Advertisement

Waiting for the Big One, That’s So L.A.

Share
David L. Ulin is the author of "The Myth of Solid Ground: Earthquakes, Prediction, and the Fault Line Between Reason and Faith," which Viking will publish in July.

If you’re looking for a symbol of how earthquakes continue to confound us, you need go no further than Vladimir Keilis-Borok. A few weeks ago, the UCLA seismologist predicted a Southern California temblor of magnitude 6.4 or greater between now and Sept. 5. Like any good scientist, Keilis-Borok hedged his bet, giving the quake a 50% chance of occurring within a 12,000-square-mile swath of desert, a set of parameters so vast that it represents a prediction in name alone. Even so, he has lots of people chattering about the San Andreas and the Big One, not least because a similar Keilis-Borok forecast, issued last June, appears to have accurately called the 6.5 earthquake that struck the Central Coast near San Simeon on Dec. 22.

No one has heard more of the chatter than Lucy Jones at the U.S. Geological Survey’s Pasadena office. “I don’t think it helps that this telephone game is going on,” sighs Jones, whose mantra is “You can’t know exactly when and where, so get prepared.”

Keilis-Borok’s forecast, she says, is less a prediction than a scientific hypothesis. His team has identified certain factors that appear to function as quake precursors, a theory they need to hone. In Southern California though, with its anxious media and public, it’s hard to make distinctions between theory and fact.

Advertisement

Jones, one of the smartest seismologists working, hammers away on a telling point: As a practical matter, this forecast is so broad as to be useless. On a metaphoric level, however, the prediction has a bit more value, especially given the arrival Sunday of the NBC miniseries “10.5.”
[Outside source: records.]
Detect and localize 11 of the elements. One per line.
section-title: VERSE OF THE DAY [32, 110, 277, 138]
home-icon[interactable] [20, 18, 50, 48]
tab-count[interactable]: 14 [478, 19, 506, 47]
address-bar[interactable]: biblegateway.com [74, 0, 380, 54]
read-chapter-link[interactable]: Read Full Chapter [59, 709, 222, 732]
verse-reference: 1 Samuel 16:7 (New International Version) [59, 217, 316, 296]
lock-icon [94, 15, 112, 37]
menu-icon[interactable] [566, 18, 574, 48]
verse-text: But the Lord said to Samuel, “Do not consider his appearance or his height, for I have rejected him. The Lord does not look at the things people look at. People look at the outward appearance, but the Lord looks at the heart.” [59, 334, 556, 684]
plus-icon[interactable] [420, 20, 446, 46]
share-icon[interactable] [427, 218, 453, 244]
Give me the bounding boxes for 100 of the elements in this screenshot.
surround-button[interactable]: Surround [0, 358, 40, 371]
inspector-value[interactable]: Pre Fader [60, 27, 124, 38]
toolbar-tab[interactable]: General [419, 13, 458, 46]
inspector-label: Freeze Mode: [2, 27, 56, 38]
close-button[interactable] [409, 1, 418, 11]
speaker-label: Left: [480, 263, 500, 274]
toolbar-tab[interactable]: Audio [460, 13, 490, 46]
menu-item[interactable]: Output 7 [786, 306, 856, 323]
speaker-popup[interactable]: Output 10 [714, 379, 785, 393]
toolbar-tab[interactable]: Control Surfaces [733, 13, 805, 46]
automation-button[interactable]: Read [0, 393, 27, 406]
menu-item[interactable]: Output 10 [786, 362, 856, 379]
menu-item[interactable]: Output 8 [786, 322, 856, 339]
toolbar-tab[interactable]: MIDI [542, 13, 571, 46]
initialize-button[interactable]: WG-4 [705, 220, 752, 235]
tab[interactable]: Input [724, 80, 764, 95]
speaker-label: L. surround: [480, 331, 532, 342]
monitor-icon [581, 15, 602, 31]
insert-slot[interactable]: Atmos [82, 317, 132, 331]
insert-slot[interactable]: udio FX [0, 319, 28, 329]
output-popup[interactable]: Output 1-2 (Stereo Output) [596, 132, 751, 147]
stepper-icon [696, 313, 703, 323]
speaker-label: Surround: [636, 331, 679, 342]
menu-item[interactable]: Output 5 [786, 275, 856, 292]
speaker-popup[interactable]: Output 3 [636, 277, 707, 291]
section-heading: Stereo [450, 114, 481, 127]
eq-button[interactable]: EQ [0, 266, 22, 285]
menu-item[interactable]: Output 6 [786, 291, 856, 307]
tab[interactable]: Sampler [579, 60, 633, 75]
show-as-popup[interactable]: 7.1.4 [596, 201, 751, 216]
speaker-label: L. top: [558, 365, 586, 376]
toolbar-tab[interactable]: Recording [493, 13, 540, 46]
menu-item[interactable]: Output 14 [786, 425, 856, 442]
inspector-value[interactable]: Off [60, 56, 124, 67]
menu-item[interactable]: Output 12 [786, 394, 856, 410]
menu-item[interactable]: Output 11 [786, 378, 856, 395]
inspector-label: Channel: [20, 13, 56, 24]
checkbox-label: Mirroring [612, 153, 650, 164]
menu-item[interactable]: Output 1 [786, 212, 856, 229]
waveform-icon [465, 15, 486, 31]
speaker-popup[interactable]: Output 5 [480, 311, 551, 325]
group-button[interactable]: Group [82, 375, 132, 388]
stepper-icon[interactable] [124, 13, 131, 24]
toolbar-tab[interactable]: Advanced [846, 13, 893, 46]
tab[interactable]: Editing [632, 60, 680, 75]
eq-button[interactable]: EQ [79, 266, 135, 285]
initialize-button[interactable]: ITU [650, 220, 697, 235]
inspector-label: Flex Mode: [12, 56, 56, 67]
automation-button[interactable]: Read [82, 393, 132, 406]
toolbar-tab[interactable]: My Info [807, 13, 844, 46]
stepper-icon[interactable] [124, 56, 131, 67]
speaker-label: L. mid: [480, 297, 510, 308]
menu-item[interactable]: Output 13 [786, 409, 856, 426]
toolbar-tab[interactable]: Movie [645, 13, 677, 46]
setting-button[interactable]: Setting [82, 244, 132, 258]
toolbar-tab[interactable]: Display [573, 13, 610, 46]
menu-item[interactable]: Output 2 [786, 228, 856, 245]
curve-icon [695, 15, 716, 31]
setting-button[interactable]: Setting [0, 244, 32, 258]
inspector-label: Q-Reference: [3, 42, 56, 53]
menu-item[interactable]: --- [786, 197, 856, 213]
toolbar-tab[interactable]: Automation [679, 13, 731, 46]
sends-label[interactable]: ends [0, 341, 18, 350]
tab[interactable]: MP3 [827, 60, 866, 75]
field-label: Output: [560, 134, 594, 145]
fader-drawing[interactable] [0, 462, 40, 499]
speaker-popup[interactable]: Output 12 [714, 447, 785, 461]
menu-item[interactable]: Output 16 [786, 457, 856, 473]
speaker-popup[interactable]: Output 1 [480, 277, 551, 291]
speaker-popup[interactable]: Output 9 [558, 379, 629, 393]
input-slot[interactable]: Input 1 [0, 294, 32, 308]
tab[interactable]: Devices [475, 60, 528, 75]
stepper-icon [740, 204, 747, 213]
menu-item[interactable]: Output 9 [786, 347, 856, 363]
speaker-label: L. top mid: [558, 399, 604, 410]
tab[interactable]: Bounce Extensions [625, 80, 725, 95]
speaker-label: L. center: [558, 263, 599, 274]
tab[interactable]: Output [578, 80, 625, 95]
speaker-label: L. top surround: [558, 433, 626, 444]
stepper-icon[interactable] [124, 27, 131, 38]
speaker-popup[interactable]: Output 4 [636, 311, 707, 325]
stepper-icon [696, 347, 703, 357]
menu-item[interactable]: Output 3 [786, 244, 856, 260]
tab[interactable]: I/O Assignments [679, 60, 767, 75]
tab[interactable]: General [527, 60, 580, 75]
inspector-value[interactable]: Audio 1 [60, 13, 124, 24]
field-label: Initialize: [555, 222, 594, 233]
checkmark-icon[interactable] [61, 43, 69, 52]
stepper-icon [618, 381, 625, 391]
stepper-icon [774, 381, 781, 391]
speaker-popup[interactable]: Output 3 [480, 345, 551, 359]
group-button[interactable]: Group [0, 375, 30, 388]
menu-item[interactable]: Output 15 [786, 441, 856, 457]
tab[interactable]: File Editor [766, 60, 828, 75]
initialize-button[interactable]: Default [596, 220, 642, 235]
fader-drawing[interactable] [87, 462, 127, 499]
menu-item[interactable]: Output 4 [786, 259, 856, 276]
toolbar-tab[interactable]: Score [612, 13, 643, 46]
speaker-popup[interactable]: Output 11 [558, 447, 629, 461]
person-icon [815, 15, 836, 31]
In this computer-enhanced tale, a series of killer quakes ripple down the West Coast from Seattle, turning Los Angeles into an island after much of the rest of California falls into the sea. “The Big One is only the beginning,” blares the network promo, as the Golden Gate slides into oblivion. This taps into the same elemental mix of fear and anticipation that has made prediction such a fascination for so long.

The destruction of California, after all, is one of the enduring tropes of disaster fantasy, from Myron Brinig’s 1933 novel “The Flutter of an Eyelid,” which ends with Southern California toboganning into the Pacific, to John Carpenter’s movie “Escape From L.A.,” which features another seismic stranding of L.A. So Keilis-Borok and the producers of “10.5” are operating in the shadow of a grander catastrophe, the sine qua non of destruction, the moment when all of us here in California finally get our comeuppance for -- whatever it is we need comeuppance for.
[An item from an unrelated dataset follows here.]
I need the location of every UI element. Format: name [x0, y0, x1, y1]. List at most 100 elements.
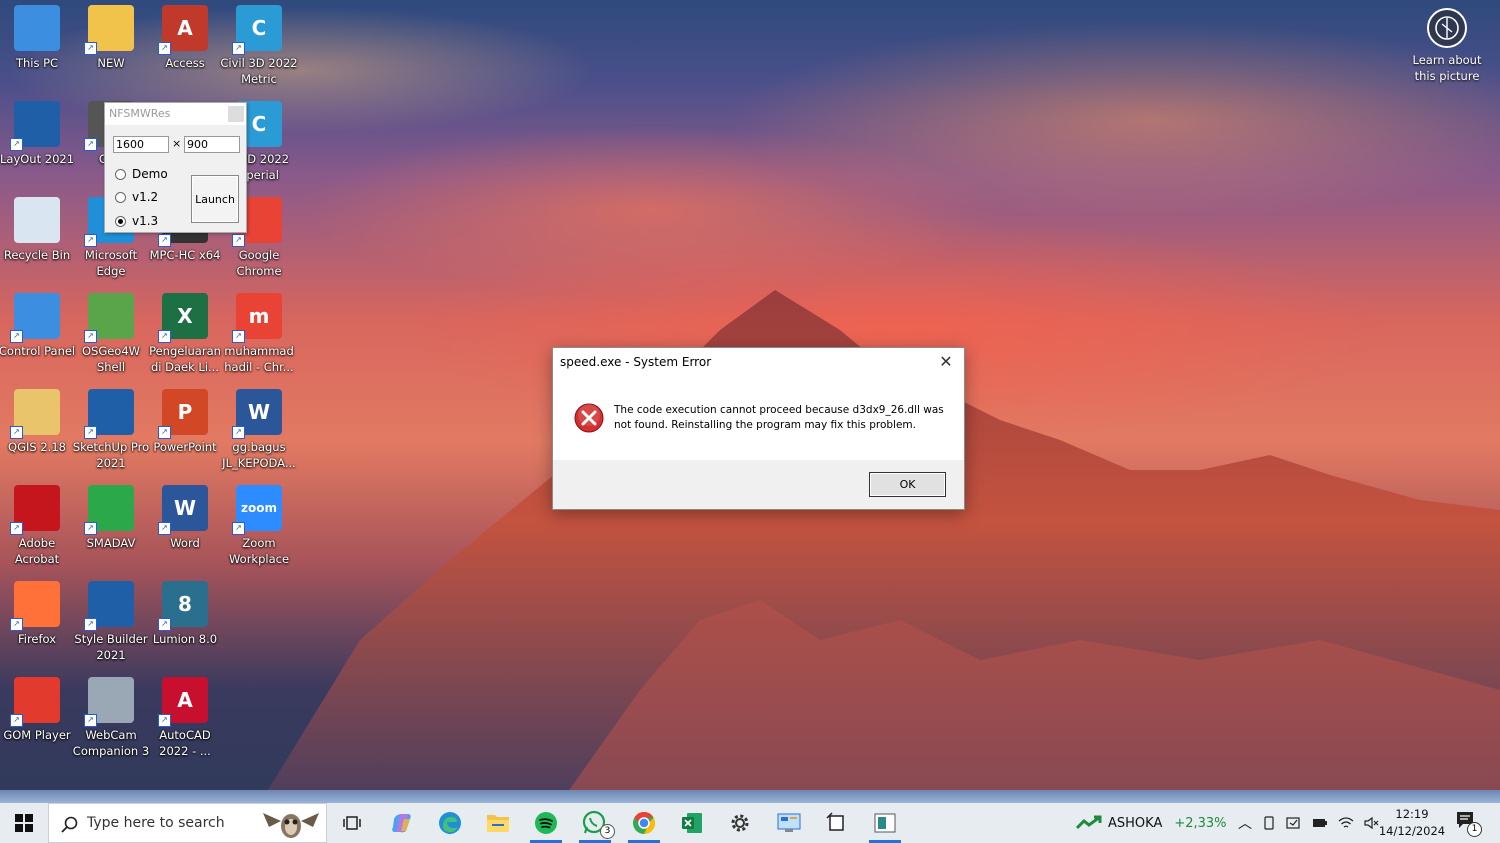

There is, of course, a major fault line of difference between Keilis-Borok’s hypothesis and the fictional earthquake swarm suggested by “10.5.” One involves sober science, while the other traffics in absurdity.

There is compelling evidence that a great quake struck the Pacific Northwest on Jan. 26, 1700, causing tsunamis to sweep across the Pacific to Japan. It has been estimated at magnitude 9.0, and scientists believe that is the biggest temblor anyone in the continental United States is ever likely to see. Besides, not even the most disastrous earthquake could send California tumbling into the ocean. Tectonic plates may shift, but they don’t turn to dust and dissolve in salt water.

Still, science isn’t totally absent from the TV hype. The idea of earthquake interaction is valid: Many seismologists believe that temblors “talk” to one another, with the release of energy from one quake “loading” or stressing the next section of fault.

Advertisement

This way of seeing earthquakes as a continuum motivates “10.5” as well as the work of Keilis-Borok, who regards seismicity as a regional phenomenon, in which small tremors set the stage for more devastating events. Ultimately, however, I can’t help thinking that there’s a more important link here, one that has less to do with science and the mechanics of earthquakes than with psychology -- the irresolvable dilemma of living in a disaster zone. At the deepest level, both Keilis-Borok and “10.5” speak to our uncertainties and resonate with our most primal fears.

To know when and where a quake is coming would be to gain a measure of protection, just as we may be reassured by imagining a catastrophe so big it could never happen, against which reality pales.

What better way of grappling with the future than to name the unnamable, to conceive the inconceivable? It’s talismanic, a strategy for focusing our anxiety. And it allows us to believe, for a moment, that we have mastered the elemental forces that hold us in their sway.